Wedging myself in, curled tight and small, it felt like the stone embraced me. I crossed my arms over my knees and sobbed in silence.
Only the gods knew how long I stayed there, but it was enough time to grow chilled and for tears to soak my coat sleeves. I still couldn’t look at my hands without being reminded of everything Elthea had done, but I could stand and dry my cheeks, and that was enough.
I kept my head bowed as I took a circuitous route to meet Rose, keeping my bearings using the tower with the bowyer’s shop in it.
I managed a smile when I walked into Ariadne’s atelier, though I thought it might break me.

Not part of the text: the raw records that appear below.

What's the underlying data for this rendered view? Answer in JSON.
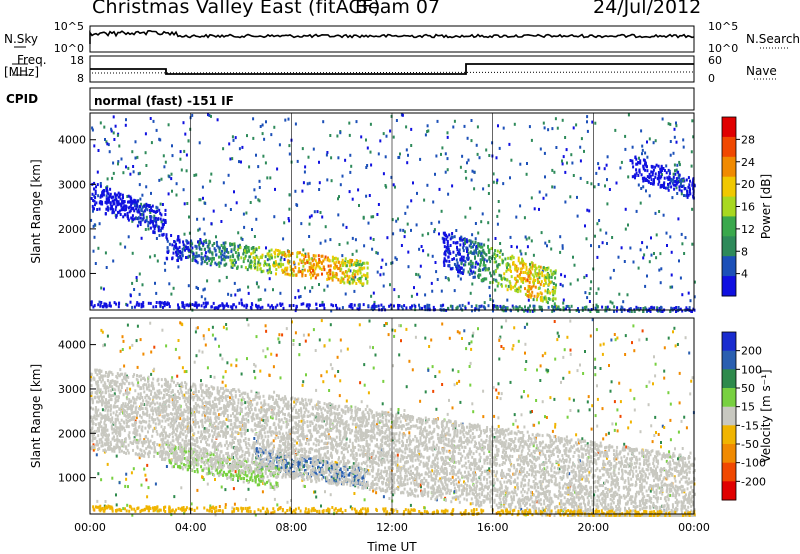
{
  "header": {
    "title": "Christmas Valley East (fitACF)",
    "beam": "Beam 07",
    "date": "24/Jul/2012"
  },
  "strips": {
    "nsky_label": "N.Sky",
    "nsky_ticks": [
      "10^5",
      "10^0"
    ],
    "nsearch_label": "N.Search",
    "nsearch_ticks": [
      "10^5",
      "10^0"
    ],
    "freq_label": "Freq.",
    "freq_unit": "[MHz]",
    "freq_ticks": [
      "18",
      "8"
    ],
    "nave_label": "Nave",
    "nave_ticks": [
      "60",
      "0"
    ],
    "cpid_label": "CPID",
    "cpid_text": "normal (fast) -151 IF"
  },
  "colors": {
    "power_scale": [
      "#1010e0",
      "#1c50b8",
      "#2e8a5a",
      "#3aa84c",
      "#a8d820",
      "#f0c800",
      "#f08a00",
      "#f04800",
      "#e00000"
    ],
    "velocity_scale": [
      "#1a2ccf",
      "#2a5fb0",
      "#2e8a4c",
      "#78d040",
      "#c8c8c0",
      "#f0b400",
      "#f08a00",
      "#f04800",
      "#e00000"
    ]
  },
  "chart_data": [
    {
      "type": "heatmap",
      "panel": "power",
      "ylabel": "Slant Range [km]",
      "xlabel": "",
      "x_ticks": [
        "00:00",
        "04:00",
        "08:00",
        "12:00",
        "16:00",
        "20:00",
        "00:00"
      ],
      "y_ticks": [
        "1000",
        "2000",
        "3000",
        "4000"
      ],
      "ylim": [
        180,
        4600
      ],
      "xlim_hours": [
        0,
        24
      ],
      "colorbar_label": "Power [dB]",
      "colorbar_ticks": [
        "28",
        "24",
        "20",
        "16",
        "12",
        "8",
        "4"
      ],
      "colorbar_range": [
        0,
        32
      ],
      "regions": [
        {
          "name": "main-echo",
          "t0": 3.0,
          "t1": 11.0,
          "r0": 900,
          "r1": 1900,
          "peak": 28
        },
        {
          "name": "evening-echo",
          "t0": 14.0,
          "t1": 18.5,
          "r0": 500,
          "r1": 2000,
          "peak": 26
        },
        {
          "name": "early-far",
          "t0": 0.0,
          "t1": 3.0,
          "r0": 2000,
          "r1": 3100,
          "peak": 10
        },
        {
          "name": "late-far",
          "t0": 21.5,
          "t1": 24.0,
          "r0": 2800,
          "r1": 3700,
          "peak": 10
        },
        {
          "name": "near-range",
          "t0": 0.0,
          "t1": 24.0,
          "r0": 180,
          "r1": 400,
          "peak": 14
        }
      ]
    },
    {
      "type": "heatmap",
      "panel": "velocity",
      "ylabel": "Slant Range [km]",
      "xlabel": "Time UT",
      "x_ticks": [
        "00:00",
        "04:00",
        "08:00",
        "12:00",
        "16:00",
        "20:00",
        "00:00"
      ],
      "y_ticks": [
        "1000",
        "2000",
        "3000",
        "4000"
      ],
      "ylim": [
        180,
        4600
      ],
      "xlim_hours": [
        0,
        24
      ],
      "colorbar_label": "Velocity [m s⁻¹]",
      "colorbar_ticks": [
        "200",
        "100",
        "50",
        "15",
        "-15",
        "-50",
        "-100",
        "-200"
      ],
      "colorbar_range": [
        -250,
        250
      ],
      "regions": [
        {
          "name": "main-echo-toward",
          "t0": 6.5,
          "t1": 11.0,
          "r0": 900,
          "r1": 1700,
          "velocity": 150
        },
        {
          "name": "main-echo-slow",
          "t0": 3.0,
          "t1": 7.5,
          "r0": 900,
          "r1": 1800,
          "velocity": 35
        },
        {
          "name": "ground-scatter",
          "t0": 0.0,
          "t1": 24.0,
          "r0": 180,
          "r1": 3500,
          "velocity": 0
        },
        {
          "name": "near-range-away",
          "t0": 0.0,
          "t1": 24.0,
          "r0": 180,
          "r1": 400,
          "velocity": -60
        }
      ]
    }
  ]
}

Even worse, Rose was already on her feet. “I was just about to come looking for you. I was worried—you’ve been ages.”
“Oh, it just took longer than expected.” I waved her off, clinging to my fake smile. “Elthea has some treatments to try now, so we’re making progress, but it means my appointments might take longer.”
“Treatments?” A wide smile, not even remotely fake, spread over her face. “That’s great!”
“Isn’t it?”
And it was great. I could almost convince myself.
All part of my plan.
Find out who was behind unCavendish, get rid of the poison and my need for Bastian, then go home.
This was just another thing I had to endure in the meantime.